To further study the miR-490-3p mechanism in LPS-induced ALI, RT-qPCR and western blot analysis was used to examine the relative expression of IRAK1, TRAF6 and p-NF-κB. It was revealed that the mRNA and protein expression of IRAK1, TRAF6 and p-NF-κB were significantly downregulated in the LPS + miR-490-3p treatment group when compared with the LPS + NC treatment group (Fig. 4A-D). As a result, miR-490-3p appeared to inhibit the LPS-activated IRAK1/TRAF6/NF-κB pathway.

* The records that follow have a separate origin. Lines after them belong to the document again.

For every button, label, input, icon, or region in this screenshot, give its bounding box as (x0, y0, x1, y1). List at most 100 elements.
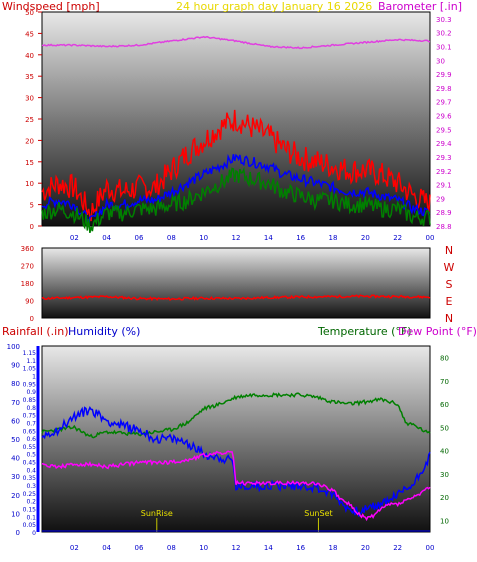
humidity-axis-label: Humidity (%) (68, 325, 140, 338)
direction-tick-label: 180 (21, 280, 34, 288)
wind-x-tick-label: 14 (264, 234, 273, 242)
chart-title: 24 hour graph day January 16 2026 (176, 0, 372, 13)
dew-line (41, 450, 431, 522)
rain-tick-label: 1.1 (26, 358, 36, 365)
dewpoint-axis-label: Dew Point (°F) (398, 325, 477, 338)
climate-x-tick-label: 02 (70, 544, 79, 552)
compass-label: E (446, 295, 453, 308)
wind-x-tick-label: 10 (199, 234, 208, 242)
avg-line (41, 153, 431, 228)
rain-tick-label: 0 (32, 530, 36, 537)
climate-x-tick-label: 04 (102, 544, 111, 552)
compass-label: N (445, 244, 453, 257)
wind-tick-label: 45 (25, 30, 34, 38)
temperature-tick-label: 50 (440, 424, 449, 432)
humidity-tick-label: 40 (11, 455, 20, 463)
wind-x-tick-label: 04 (102, 234, 111, 242)
wind-tick-label: 25 (25, 116, 34, 124)
rain-tick-label: 1 (32, 373, 36, 380)
rain-tick-label: 0.25 (23, 491, 37, 498)
temperature-axis-label: Temperature (°F) (317, 325, 412, 338)
climate-x-tick-label: 10 (199, 544, 208, 552)
wind-x-tick-label: 20 (361, 234, 370, 242)
temperature-tick-label: 30 (440, 471, 449, 479)
rain-tick-label: 1.05 (23, 366, 37, 373)
humidity-tick-label: 80 (11, 380, 20, 388)
humidity-tick-label: 50 (11, 436, 20, 444)
wind-tick-label: 30 (25, 95, 34, 103)
direction-panel-background (41, 247, 431, 319)
climate-x-tick-label: 20 (361, 544, 370, 552)
wind-tick-label: 15 (25, 159, 34, 167)
climate-x-tick-label: 18 (329, 544, 338, 552)
rain-tick-label: 0.15 (23, 507, 37, 514)
barometer-tick-label: 29.6 (436, 113, 452, 121)
rain-tick-label: 0.65 (23, 428, 37, 435)
rain-tick-label: 0.3 (26, 483, 36, 490)
wind-tick-label: 50 (25, 9, 34, 17)
barometer-tick-label: 28.8 (436, 223, 452, 231)
temp-line (41, 392, 431, 439)
humidity-line (41, 406, 431, 518)
barometer-tick-label: 30.1 (436, 44, 452, 52)
compass-label: W (444, 261, 455, 274)
rain-tick-label: 0.9 (26, 389, 36, 396)
climate-x-tick-label: 00 (426, 544, 435, 552)
barometer-tick-label: 29.1 (436, 182, 452, 190)
barometer-line (41, 35, 431, 50)
rain-tick-label: 0.55 (23, 444, 37, 451)
wind-x-tick-label: 18 (329, 234, 338, 242)
barometer-tick-label: 28.9 (436, 209, 452, 217)
barometer-tick-label: 29.2 (436, 168, 452, 176)
wind-x-tick-label: 12 (232, 234, 241, 242)
barometer-tick-label: 29.8 (436, 85, 452, 93)
direction-tick-label: 360 (21, 245, 34, 253)
humidity-tick-label: 20 (11, 492, 20, 500)
sun-event-label: SunRise (141, 509, 173, 518)
barometer-tick-label: 29.7 (436, 99, 452, 107)
direction-tick-label: 270 (21, 263, 34, 271)
barometer-axis-label: Barometer [.in] (378, 0, 462, 13)
gust-line (41, 109, 431, 222)
wind-x-tick-label: 08 (167, 234, 176, 242)
rain-tick-label: 0.85 (23, 397, 37, 404)
rain-tick-label: 1.15 (23, 350, 37, 357)
wind-x-tick-label: 02 (70, 234, 79, 242)
rain-tick-label: 0.45 (23, 460, 37, 467)
rain-tick-label: 0.4 (26, 467, 36, 474)
wind-tick-label: 5 (30, 202, 34, 210)
climate-x-tick-label: 06 (135, 544, 144, 552)
direction-tick-label: 90 (25, 298, 34, 306)
rain-tick-label: 0.35 (23, 475, 37, 482)
humidity-tick-label: 90 (11, 362, 20, 370)
rain-tick-label: 0.8 (26, 405, 36, 412)
wind-x-tick-label: 16 (296, 234, 305, 242)
wind-tick-label: 20 (25, 137, 34, 145)
temperature-tick-label: 80 (440, 355, 449, 363)
wind-x-tick-label: 00 (426, 234, 435, 242)
wind-x-tick-label: 06 (135, 234, 144, 242)
wind-tick-label: 35 (25, 73, 34, 81)
humidity-tick-label: 100 (7, 343, 20, 351)
rain-tick-label: 0.5 (26, 452, 36, 459)
wind-x-tick-label: 22 (393, 234, 402, 242)
temperature-tick-label: 70 (440, 378, 449, 386)
humidity-tick-label: 10 (11, 510, 20, 518)
wind-tick-label: 0 (30, 223, 34, 231)
wind-tick-label: 10 (25, 180, 34, 188)
humidity-tick-label: 70 (11, 399, 20, 407)
barometer-tick-label: 29.5 (436, 126, 452, 134)
barometer-tick-label: 30.3 (436, 16, 452, 24)
rain-tick-label: 0.6 (26, 436, 36, 443)
rain-tick-label: 0.1 (26, 514, 36, 521)
climate-x-tick-label: 22 (393, 544, 402, 552)
barometer-tick-label: 29 (436, 195, 445, 203)
compass-label: N (445, 312, 453, 325)
climate-x-tick-label: 16 (296, 544, 305, 552)
temperature-tick-label: 40 (440, 448, 449, 456)
windspeed-axis-label: Windspeed [mph] (2, 0, 100, 13)
humidity-tick-label: 60 (11, 417, 20, 425)
rain-tick-label: 0.2 (26, 499, 36, 506)
rain-tick-label: 0.7 (26, 420, 36, 427)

To identify the downstream molecular mechanism of miR-490-3p, its candidate targets were analyzed via StarBase (http://starbase.sysu.edu.cn). The results indicated that miR-490-3p could bind to IRAK1 (Fig. 5A). Similarly, the targeted binding relationship between miR-490-3p and IRAK1 was verified using a dual luciferase reporter assay. miR-490-3p mimics were revealed to attenuate the luciferase viability of IRAK1-WT but had no significant effects on that of the IRAK1-MUT (Fig. 5B). Thus, these results verified that miR-490-3p decreased LPS-induced inflammation by directly targeting IRAK1.